It’s a little bit funny…
…how there are “real” people from my life who read this blog. I mean, I always intended for this to remain kind of an anonymous get-away from the realities in my life, but I realize that isn’t always going to be the case. There aren’t many people IRL who know of this blog, but there are some. In fact, one of them bumped into me at the grocery store on Friday night and asked how I was doing because he was concerned. It was a bit weird because I had to accept the fact that the blog is “out there” for people to read…so it’s something I need to expect to hear from time to time.
…how much the written word can be taken to heart. I sometimes take for granted the power of my typed-out voice and how, even if I may say something in passing, people take it to mean something much more. While I was in a very “down” mental state last week when I wrote this post, I didn’t realize just how much those words would concern people about me and my welfare.
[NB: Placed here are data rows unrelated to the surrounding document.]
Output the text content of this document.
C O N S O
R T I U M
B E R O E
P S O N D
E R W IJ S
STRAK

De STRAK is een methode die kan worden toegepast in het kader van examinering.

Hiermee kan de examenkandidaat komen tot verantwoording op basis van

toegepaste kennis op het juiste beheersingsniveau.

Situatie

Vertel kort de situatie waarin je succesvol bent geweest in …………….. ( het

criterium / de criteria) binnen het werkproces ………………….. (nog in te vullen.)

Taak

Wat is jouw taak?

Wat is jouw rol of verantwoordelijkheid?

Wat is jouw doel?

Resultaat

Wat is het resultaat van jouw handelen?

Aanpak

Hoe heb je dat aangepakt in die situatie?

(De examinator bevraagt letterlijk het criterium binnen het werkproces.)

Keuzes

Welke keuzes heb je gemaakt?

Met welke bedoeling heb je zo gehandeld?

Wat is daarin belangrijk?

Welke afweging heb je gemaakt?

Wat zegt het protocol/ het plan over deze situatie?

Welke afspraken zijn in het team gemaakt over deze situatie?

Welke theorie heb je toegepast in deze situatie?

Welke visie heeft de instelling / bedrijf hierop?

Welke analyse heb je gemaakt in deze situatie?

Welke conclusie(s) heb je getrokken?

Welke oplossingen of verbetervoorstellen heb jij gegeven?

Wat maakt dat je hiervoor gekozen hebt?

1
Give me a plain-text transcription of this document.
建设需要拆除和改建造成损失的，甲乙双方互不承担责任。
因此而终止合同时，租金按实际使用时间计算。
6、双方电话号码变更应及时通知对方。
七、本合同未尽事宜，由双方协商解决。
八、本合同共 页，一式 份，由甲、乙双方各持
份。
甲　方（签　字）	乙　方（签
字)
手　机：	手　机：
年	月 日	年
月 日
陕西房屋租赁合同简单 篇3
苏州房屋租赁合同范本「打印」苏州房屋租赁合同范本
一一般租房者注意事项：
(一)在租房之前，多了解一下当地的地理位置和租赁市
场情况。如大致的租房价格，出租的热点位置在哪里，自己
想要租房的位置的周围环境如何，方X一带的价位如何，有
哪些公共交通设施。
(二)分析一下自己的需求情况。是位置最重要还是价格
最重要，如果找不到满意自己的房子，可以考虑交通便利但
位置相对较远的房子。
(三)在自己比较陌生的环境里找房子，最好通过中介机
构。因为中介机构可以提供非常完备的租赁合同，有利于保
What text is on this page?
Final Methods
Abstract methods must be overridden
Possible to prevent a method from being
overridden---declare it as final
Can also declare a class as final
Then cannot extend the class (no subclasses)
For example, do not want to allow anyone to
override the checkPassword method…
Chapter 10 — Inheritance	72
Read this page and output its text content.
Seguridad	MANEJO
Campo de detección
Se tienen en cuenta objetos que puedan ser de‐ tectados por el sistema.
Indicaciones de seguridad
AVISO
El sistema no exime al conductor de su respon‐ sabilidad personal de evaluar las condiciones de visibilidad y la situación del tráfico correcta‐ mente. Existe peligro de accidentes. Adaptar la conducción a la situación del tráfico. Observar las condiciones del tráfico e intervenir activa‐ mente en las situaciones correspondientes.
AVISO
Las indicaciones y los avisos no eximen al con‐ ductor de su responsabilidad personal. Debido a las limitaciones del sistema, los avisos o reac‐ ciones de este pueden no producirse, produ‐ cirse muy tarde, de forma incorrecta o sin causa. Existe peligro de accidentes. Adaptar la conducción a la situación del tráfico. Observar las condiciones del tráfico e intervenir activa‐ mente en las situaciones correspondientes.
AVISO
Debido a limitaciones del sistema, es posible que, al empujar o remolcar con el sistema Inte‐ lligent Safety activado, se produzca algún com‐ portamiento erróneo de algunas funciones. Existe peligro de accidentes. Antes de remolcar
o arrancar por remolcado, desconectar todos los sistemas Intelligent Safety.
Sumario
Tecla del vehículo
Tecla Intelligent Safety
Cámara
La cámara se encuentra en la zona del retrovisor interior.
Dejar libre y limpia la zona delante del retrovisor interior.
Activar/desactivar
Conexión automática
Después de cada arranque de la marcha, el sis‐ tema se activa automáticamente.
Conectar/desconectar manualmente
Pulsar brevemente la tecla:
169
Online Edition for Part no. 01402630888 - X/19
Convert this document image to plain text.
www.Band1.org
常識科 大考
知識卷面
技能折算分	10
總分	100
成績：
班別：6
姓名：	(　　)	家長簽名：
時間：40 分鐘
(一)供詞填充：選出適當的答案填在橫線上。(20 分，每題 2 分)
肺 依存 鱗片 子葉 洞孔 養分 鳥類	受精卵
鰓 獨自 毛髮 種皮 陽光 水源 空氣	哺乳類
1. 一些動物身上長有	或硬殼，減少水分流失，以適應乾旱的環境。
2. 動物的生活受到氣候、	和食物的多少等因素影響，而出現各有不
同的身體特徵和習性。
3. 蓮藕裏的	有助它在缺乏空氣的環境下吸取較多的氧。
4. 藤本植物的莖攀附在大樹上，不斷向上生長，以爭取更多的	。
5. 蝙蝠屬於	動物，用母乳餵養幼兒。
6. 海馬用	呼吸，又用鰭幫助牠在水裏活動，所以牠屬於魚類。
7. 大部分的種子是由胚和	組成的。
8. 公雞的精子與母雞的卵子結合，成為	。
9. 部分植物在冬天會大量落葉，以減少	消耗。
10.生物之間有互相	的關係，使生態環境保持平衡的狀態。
Please know that I’m fine…I was just REALLY depressed to have let Sunshine down in something that was so important to her.
…how little I knew of myself until the past five years or so. I mean, I think I was like most guys…just sputtering through life living it the only way I knew how. It took the failure of my marriage and the unhappiness in my workplace to really help me take a look at myself and find out not only what was wrong, but how to fix it. Last week opened up some old wounds that I thought had been closed, and those are issues that I’ll have to work through in the coming weeks (nothing serious…just the same self-loathing and self-sabotage issues I’ve always been dealing with).
…how much a hornet sting hurts, especially if it’s on the back of the neck. While at the zoo with my son on Saturday, hornets were out in full effect. Apparently one of them didn’t like how I tried to move AWAY from it and decided to sting me. Little bugger. Those things are really aggressive right now (I saw somebody else get stung, too). What the heck?
…how I’ve become the only one in my family, apparently, with the ability to converse without getting into a huge fight. I had to endure a bit of drama yesterday between my little brother and my dad (the reason to be discussed later this week). I ended up talking to each guy individually and smoothed over what was a VERY intense situation…to the point that there were tears and hugs between the two of them only a short time later. Man…I’m a frickin’ Dr. Drew!!
…this feeling inside. I’m not one of those who can easily hide. I don’t have much money but boy if I did I’d buy a big house where we both could live.